Le Parlement avait réclamé une solution pour mieux protéger la santé de la population. Des centaines d'attaques ont été perpétrées sur des pilotes en Suisse ces dernières années. La Rega a décidé d'équiper ses pilotes de lunettes spéciales. Des cas de chauffeur de tram ou même d'un enseignant visé par un élève ont été médiatisés.
Souvent fabriqués à l'étranger, les pointeurs lasers peuvent être commandés via Internet à titre privé ou commercial, importés en Suisse sans contrôle et mis en circulation. Avec la loi proposée par le gouvernement, les autorités pourront interdire l'importation, le transit, la remise ou la détention de produits très dangereux.
Les critères seront fixés par voie d'ordonnance. Les mesures pourront désormais frapper aussi bien des produits isolés que des groupes de produits.
Quiconque viole intentionnellement une interdiction risquera une peine pécuniaire ou jusqu'à un an de prison. La violation par négligence exposera à une amende pouvant aller jusqu'à 40'000 francs. La législation actuelle permet déjà à la police de confisquer des pointeurs lasers dangereux, mais sans possibilité de sanction.
Opérations esthétiques plus sûres
La loi règle aussi les conditions d'utilisation d'appareils en principe non dangereux, mais de forte puissance. Les installateurs ou exploitants devront avoir une formation ad hoc. Le Conseil fédéral pourra prévoir un certificat de compétences ou le concours d'un professionnel de santé.
La loi permettra d'autre part de s'assurer que les exploitants de solariums respectent les instructions de sécurité des fabricants. Des amendes pouvant aller jusqu'à 40'000 francs pourront frapper les personnes qui violent intentionnellement cette exigence ou n'ont pas le certificat de compétence pour utiliser un produit potentiellement dangereux par exemple.
Show laser encadré
Des prescriptions claires sont par ailleurs prévues pour protéger le public contre des rayonnements ou sons provenant de plusieurs sources comme lors de concerts avec show laser. Le Conseil fédéral pourra prévoir une obligation de déclaration de certaines manifestations.
Les cantons contrôleront par échantillonnage l'observation des dispositions légales.

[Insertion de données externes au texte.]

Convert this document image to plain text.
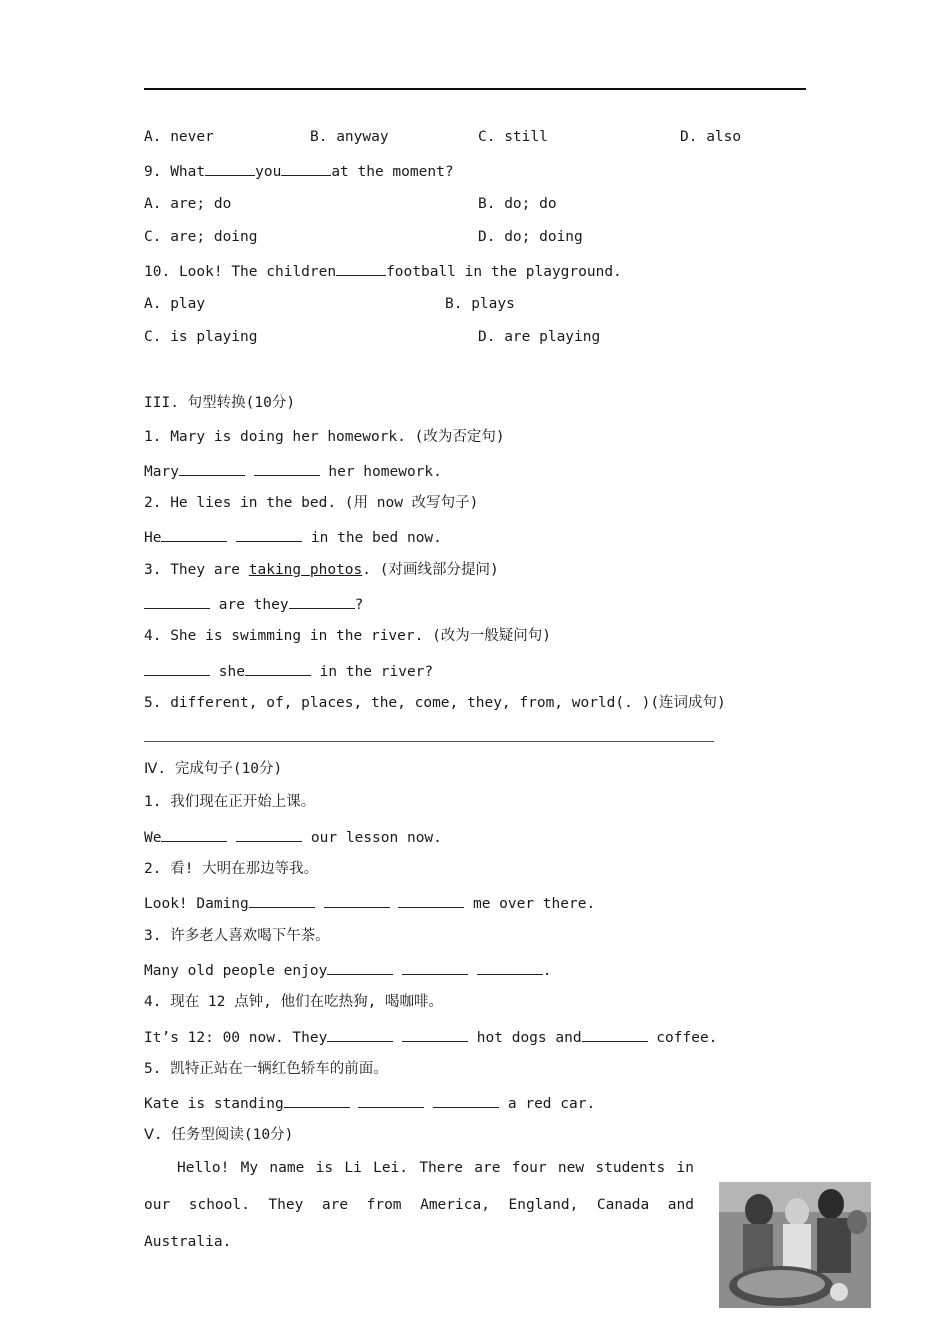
A. never	B. anyway	C. still	D. also
9. What	you	at the moment?
A. are; do	B. do; do
C. are; doing	D. do; doing
10. Look! The children	football in the playground.
A. play	B. plays
C. is playing	D. are playing
III. 句型转换(10分)
1. Mary is doing her homework. (改为否定句)
Mary	her homework.
2. He lies in the bed. (用 now 改写句子)
He	in the bed now.
3. They are taking photos. (对画线部分提问)
are they	?
4. She is swimming in the river. (改为一般疑问句)
she	in the river?
5. different, of, places, the, come, they, from, world(. )(连词成句)
Ⅳ. 完成句子(10分)
1. 我们现在正开始上课。
We	our lesson now.
2. 看! 大明在那边等我。
Look! Daming	me over there.
3. 许多老人喜欢喝下午茶。
Many old people enjoy	.
4. 现在 12 点钟, 他们在吃热狗, 喝咖啡。
It’s 12: 00 now. They	hot dogs and	coffee.
5. 凯特正站在一辆红色轿车的前面。
Kate is standing	a red car.
Ⅴ. 任务型阅读(10分)
Hello! My name is Li Lei. There are four new students in our school. They are from America, England, Canada and Australia.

La Confédération pourra réunir la documentation scientifique nécessaire à l'information de la population sur les sons et les rayonnements non ionisants. L'Office fédéral de la santé publique (OFSP) s'en chargera.
La loi n'aura pas de conséquences économiques notables et n'entraînera que des coûts relativement faibles. Le rapport évoque un poste supplémentaire et environ 200'000 francs de ressources en matériel à l'OFSP. Selon une estimation grossière, les dépenses supplémentaires des cantons pour le contrôle des solariums et des soins esthétiques pourraient varier entre 350'000 francs et 1,3 million de francs.
Les téléphones portables ne sont pas concernés par le projet. La loi définit le rayonnement non ionisant comme tout champ électromagnétique avec une longueur d'onde supérieure à 100 nanomètres.